Mark E Hansen wrote:It's hard sometimes to see the relationship between the JSP page and the Servlet. Think of it this way - the Servlet is the place where the application logic happens. The JSP page is just the View where the user is shown the result of the Servlet doing its action(s) and can provide input/actions.
Think about the servlet as the initial point - where your web application user goes first. Your servlet can detect that the user hasn't seen the JSP page yet, so it does a forward (or whatever you want) to the JSP page - providing any data the JSP page will need (like, for example, the values that should appear in the drop down control).
You can include an Edit button on the JSP page so the user can select an entry in the drop down control and then click on Edit. What happens then? What if the Edit button actually went back to the servlet?. The servlet knows where the application is based on the parameters passed when the edit button was clicked, so it can do a forward to the "edit" JSP page with whatever information that page needs to allow the user to edit the value. When the user clicks on the Submit button on the edit page, it goes back to the servlet ...
I hope you can see where I'm going![]()
Sounds like a fun challenge. Good luck!
Mark E Hansen wrote:You're on the right track, except that you're not using a JSP page - instead you're having the Servlet emit the HTML directly. You might find it easier to use a JSP page. There are lots of easy-to-follow Servlet/JSP tutorials available so just Google that and follow one or two. You'll quickly get the idea. As far as generating the page the way you are, just mock up an HTML page and make it work the way you want, then adjust your Servlet to generate that.
The tutorials will really help because they will show you how to wire the Servlet to the JSP (or the JSP to the Servlet - depending on how you look at it).
Mark E Hansen wrote:Sure: http://www.lmgtfy.com/?q=servlet+jsp+tutorial
When the user changes the value, you're going to want to go back to the Servlet and let it handle the update of the data. It should then respond with a new page which will show the user the result of the update (perhaps it will be the same page, showing the same data with just the addition of a message at the top which says that the update was successful).

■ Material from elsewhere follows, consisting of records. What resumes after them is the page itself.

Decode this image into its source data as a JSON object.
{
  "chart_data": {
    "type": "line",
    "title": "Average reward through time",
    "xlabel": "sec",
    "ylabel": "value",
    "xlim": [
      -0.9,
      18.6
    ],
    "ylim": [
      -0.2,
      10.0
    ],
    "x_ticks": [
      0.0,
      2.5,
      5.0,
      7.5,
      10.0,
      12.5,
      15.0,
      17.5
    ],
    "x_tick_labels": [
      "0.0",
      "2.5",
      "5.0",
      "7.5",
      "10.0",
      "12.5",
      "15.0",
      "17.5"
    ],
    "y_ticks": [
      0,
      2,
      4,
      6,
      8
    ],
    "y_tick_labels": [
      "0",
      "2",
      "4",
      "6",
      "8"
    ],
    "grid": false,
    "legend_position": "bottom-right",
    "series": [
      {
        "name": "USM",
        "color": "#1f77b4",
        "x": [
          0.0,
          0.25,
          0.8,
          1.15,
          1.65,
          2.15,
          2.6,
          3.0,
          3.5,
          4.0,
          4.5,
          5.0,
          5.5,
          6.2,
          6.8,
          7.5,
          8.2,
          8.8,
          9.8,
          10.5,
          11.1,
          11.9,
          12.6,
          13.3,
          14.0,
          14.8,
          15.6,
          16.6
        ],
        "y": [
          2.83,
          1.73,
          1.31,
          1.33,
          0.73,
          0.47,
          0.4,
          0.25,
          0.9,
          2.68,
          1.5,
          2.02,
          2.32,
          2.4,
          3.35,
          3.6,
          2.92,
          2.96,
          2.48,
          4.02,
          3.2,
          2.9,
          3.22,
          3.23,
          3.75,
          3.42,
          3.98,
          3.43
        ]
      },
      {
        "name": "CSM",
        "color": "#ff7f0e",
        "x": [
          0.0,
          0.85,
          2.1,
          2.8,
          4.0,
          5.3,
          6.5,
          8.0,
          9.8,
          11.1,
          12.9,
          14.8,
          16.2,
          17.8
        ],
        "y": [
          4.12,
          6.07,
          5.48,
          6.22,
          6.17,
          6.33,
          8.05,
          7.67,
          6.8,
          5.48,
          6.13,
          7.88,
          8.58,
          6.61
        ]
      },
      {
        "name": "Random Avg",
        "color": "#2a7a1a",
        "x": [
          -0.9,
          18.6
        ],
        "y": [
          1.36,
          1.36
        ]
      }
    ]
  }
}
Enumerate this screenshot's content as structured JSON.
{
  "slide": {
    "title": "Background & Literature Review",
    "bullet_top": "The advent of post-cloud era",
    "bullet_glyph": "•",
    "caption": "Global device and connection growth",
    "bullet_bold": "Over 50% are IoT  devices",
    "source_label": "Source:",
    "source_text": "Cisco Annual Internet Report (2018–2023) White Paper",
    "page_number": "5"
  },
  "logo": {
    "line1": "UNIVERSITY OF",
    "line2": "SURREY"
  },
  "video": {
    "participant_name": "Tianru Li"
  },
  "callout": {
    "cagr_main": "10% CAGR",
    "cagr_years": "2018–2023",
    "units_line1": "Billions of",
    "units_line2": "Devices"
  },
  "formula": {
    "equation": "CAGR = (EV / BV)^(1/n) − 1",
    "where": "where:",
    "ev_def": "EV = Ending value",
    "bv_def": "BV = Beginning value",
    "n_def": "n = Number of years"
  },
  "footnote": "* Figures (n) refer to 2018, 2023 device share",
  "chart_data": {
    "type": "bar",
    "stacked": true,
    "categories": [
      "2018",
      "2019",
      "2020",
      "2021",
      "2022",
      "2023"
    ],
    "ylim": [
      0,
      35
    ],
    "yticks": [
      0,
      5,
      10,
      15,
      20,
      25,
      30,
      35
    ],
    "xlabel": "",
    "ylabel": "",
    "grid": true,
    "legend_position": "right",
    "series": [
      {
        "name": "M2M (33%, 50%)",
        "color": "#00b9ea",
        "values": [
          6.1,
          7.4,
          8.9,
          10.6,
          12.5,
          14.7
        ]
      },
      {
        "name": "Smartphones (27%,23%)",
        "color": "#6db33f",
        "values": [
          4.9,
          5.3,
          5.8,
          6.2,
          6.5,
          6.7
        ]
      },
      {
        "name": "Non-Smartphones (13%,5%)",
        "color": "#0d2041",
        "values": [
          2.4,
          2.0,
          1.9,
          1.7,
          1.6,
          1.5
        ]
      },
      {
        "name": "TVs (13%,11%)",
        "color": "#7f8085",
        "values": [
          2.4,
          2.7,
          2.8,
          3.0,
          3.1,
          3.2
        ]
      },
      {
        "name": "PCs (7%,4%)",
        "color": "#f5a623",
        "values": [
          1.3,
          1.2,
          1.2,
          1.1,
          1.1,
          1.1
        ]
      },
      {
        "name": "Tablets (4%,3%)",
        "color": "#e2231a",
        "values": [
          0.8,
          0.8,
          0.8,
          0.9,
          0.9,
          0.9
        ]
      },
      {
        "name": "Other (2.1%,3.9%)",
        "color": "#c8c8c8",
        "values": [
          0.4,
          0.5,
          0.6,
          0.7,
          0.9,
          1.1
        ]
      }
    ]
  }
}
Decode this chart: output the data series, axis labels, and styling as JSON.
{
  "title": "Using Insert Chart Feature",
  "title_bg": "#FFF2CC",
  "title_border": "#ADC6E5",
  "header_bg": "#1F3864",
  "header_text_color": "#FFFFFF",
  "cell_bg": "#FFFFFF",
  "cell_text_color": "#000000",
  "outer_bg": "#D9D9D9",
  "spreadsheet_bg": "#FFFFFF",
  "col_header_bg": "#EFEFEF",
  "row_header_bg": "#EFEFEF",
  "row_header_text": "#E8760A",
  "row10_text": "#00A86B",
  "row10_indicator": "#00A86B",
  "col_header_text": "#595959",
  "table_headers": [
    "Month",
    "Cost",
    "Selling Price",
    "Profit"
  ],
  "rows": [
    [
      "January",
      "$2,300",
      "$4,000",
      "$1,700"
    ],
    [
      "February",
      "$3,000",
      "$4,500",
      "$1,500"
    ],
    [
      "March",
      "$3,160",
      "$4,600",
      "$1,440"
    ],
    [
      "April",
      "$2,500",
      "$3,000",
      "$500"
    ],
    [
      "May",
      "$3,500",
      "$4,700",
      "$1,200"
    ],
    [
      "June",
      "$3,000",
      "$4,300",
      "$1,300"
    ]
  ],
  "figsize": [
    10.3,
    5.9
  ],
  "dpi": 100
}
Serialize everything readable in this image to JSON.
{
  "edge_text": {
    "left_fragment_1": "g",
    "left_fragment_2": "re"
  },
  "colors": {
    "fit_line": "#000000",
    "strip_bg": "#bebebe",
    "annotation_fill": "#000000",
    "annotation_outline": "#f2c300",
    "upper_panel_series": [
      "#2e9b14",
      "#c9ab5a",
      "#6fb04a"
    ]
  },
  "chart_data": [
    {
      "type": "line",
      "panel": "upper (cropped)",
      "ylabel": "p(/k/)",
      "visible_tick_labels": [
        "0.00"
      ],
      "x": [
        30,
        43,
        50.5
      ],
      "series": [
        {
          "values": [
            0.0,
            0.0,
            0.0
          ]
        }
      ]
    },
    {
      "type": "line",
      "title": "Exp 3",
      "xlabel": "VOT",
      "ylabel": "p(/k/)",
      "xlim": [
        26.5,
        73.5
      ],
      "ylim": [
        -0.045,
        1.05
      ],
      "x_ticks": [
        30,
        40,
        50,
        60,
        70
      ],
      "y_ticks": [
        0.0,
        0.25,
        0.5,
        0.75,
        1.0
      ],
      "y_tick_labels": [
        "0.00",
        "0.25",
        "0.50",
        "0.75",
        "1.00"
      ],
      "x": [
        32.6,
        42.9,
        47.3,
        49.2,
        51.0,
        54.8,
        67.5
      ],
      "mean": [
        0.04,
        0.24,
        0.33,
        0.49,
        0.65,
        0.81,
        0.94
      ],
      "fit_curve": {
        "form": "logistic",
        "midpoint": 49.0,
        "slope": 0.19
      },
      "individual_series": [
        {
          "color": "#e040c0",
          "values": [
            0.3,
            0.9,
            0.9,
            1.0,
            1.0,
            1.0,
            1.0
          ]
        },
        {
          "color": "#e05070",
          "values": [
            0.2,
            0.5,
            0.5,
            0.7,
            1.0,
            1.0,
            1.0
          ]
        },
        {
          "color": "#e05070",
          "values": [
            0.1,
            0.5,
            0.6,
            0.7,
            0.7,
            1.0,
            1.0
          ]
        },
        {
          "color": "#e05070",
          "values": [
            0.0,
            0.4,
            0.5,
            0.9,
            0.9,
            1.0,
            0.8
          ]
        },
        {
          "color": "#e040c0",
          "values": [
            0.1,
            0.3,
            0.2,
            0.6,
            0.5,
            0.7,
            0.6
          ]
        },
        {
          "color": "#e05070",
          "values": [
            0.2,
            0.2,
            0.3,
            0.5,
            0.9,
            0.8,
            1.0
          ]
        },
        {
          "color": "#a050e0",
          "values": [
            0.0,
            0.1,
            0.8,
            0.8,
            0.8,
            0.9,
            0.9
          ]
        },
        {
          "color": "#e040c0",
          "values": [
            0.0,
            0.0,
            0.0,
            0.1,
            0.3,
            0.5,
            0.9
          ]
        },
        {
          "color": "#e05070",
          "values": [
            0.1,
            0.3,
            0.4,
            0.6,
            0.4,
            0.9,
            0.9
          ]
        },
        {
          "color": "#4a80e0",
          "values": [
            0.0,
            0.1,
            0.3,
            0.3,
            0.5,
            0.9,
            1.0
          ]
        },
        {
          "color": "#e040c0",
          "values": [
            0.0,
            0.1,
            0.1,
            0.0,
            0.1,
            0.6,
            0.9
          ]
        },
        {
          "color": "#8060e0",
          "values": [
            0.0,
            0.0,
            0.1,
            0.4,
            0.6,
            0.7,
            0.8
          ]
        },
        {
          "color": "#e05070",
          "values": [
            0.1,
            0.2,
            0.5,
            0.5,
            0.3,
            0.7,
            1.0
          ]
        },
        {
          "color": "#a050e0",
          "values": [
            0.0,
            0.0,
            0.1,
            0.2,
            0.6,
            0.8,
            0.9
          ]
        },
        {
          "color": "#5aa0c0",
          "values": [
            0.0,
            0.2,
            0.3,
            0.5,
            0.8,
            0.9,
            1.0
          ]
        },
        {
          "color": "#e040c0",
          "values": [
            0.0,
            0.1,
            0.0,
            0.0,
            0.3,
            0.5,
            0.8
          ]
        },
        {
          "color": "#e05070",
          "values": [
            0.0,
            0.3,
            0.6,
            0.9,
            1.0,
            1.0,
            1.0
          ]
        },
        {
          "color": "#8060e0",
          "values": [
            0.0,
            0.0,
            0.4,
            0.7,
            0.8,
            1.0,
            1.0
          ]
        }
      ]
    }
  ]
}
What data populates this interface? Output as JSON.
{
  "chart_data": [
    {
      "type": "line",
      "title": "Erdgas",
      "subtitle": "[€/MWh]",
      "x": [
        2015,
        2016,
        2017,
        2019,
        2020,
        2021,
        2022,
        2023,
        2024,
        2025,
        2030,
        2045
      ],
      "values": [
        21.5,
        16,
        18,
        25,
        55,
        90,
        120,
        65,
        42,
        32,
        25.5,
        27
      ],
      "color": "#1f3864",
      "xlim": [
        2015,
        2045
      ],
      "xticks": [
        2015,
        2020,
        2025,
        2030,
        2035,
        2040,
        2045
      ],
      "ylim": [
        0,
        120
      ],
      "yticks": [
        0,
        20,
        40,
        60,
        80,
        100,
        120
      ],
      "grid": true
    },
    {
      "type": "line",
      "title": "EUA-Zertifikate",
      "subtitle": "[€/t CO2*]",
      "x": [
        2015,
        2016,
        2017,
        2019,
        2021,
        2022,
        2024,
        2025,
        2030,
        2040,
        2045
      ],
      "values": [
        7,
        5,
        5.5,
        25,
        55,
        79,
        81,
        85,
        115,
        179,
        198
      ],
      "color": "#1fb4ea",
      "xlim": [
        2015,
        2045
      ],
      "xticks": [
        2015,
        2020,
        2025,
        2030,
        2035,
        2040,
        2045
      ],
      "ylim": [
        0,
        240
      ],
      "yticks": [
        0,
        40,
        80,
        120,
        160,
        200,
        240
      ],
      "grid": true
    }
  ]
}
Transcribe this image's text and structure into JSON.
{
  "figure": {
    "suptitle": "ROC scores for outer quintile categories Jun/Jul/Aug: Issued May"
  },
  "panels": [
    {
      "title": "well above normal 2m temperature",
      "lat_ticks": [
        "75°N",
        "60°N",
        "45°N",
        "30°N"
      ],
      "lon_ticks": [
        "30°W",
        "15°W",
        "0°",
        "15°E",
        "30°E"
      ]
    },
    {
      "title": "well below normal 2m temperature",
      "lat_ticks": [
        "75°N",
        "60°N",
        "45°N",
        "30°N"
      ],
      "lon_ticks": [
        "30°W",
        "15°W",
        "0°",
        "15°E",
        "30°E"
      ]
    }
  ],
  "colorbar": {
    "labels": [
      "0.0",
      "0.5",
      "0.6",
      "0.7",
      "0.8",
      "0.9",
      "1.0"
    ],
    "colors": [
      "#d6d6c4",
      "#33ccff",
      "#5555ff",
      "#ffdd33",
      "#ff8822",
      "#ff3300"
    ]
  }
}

Again, have a look at the Servlet/JSP tutorials - they will help you get the hang of this Model/View/Controller design pattern and it will me much easier to then understand where you need to do which parts.
Good luck.
Paul Clapham wrote:Hopefully you get the idea now, but just in case it isn't quite clear yet, here's the most desirable way to handle things in the simplest situations:
1. Browser sends request to servlet.
2. Servlet processes request, checks validity of inputs, updates databases, puts relevant data into request scope, forwards to JSP.
3. JSP produces HTML (for the browser) including formatted version of relevant data which it found in request scope.
It's tempting to think of what the user sees in the browser after step 3 as "the JSP" but don't do that. Otherwise you find yourself saying things like "the JSP calls the servlet" and that isn't what happens at all.
(Also all of this has nothing to do with XML so I'm going to copy it into a more relevant forum.)